Extra tips specific to event based calculations

Event based calculations differ from classical calculations because they produce visible ruptures, which can be exported and made accessible to the user. In classical calculations, instead, the underlying ruptures only live in memory and are normally not saved in the datastore, nor are exportable. The limitation is fundamentally a technical one: in the case of an event based calculation only a small fraction of the ruptures contained in a source are actually generated, so it is possible to store them. In a classical calculation all ruptures are generated and there are so many millions of them that it is impractical to save them, unless there are very few sites. For this reason they live in memory, they are used to produce the hazard curves and immediately discarded right after. The exception if for the case of few sites, i.e. if the number of sites is less than the parameter max_sites_disagg which by default is 10.

Sampling of the logic tree

There are real life examples of very complex logic trees, like the model for South Africa which features 3,194,799,993,706,229,268,480 branches. In such situations it is impossible to perform a full computation. However, the engine allows to sample the branches of the complete logic tree. More precisely, for each branch sampled from the source model logic tree a branch of the GMPE logic tree is chosen randomly, by taking into account the weights in the GMPE logic tree file.

Notice that even if source model path is sampled several times, the model is parsed and sent to the workers only once. In particular if there is a single source model (like for South America) and number_of_logic_tree_samples =100, we generate effectively 1 source model realization and not 100 equivalent source model realizations, as we did in past (actually in the engine version 1.3). The engine keeps track of how many times a model has been sampled (say Ns) and in the event based case it produce ruptures (with different seeds) by calling the appropriate hazardlib function Ns times. This is done inside the worker nodes. In the classical case, all the ruptures are identical and there are no seeds, so the computation is done only once, in an efficient way.

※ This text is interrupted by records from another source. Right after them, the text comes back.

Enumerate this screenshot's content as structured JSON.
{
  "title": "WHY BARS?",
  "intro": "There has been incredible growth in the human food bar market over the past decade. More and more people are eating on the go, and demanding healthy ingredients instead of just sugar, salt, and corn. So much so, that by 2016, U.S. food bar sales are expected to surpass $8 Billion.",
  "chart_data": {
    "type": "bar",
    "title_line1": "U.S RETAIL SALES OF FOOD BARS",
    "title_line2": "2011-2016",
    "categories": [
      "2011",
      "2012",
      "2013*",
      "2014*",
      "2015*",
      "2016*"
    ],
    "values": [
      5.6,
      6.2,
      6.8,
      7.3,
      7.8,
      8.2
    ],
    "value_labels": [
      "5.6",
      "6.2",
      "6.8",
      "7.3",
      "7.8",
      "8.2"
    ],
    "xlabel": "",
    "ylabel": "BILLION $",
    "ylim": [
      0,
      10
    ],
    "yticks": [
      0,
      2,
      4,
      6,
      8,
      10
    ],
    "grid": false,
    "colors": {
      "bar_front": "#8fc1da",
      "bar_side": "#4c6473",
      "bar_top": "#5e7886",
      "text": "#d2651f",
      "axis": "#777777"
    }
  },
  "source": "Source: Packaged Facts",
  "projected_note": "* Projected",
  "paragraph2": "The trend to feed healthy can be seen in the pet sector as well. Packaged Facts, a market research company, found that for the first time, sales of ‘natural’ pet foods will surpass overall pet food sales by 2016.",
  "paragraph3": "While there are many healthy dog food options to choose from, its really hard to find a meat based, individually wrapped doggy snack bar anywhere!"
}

Convergency of the GMFs for non-trivial logic trees

In theory, the hazard curves produced by an event based calculation should converge to the curves produced by an equivalent classical calculation. In practice, if the parameters number_of_logic_tree_samples and ses_per_logic_tree_path (the product of them is the relevant one) are not large enough they may be different. The engine is able to compare the mean hazard curves and to see how well they converge. This is done automatically if the option mean_hazard_curves = true is set. Here is an example of how to generate and plot the curves for one of our QA tests (a case with bad convergence was chosen on purpose):

$ oq engine --run event_based/case_7/job.ini
<snip>
WARNING:root:Relative difference with the classical mean curves for IMT=SA(0.1): 51%
WARNING:root:Relative difference with the classical mean curves for IMT=PGA: 49%
<snip>
$ oq plot /tmp/cl/hazard.pik /tmp/hazard.pik --sites=0,1,2
_images/ebcl-convergency.png

The relative difference between the classical and event based curves is computed by computing the relative difference between each point of the curves for each curve, and by taking the maximum, at least for probabilities of exceedence larger than 1% (for low values of the probability the convergency may be bad). For the details I suggest you to look at the code.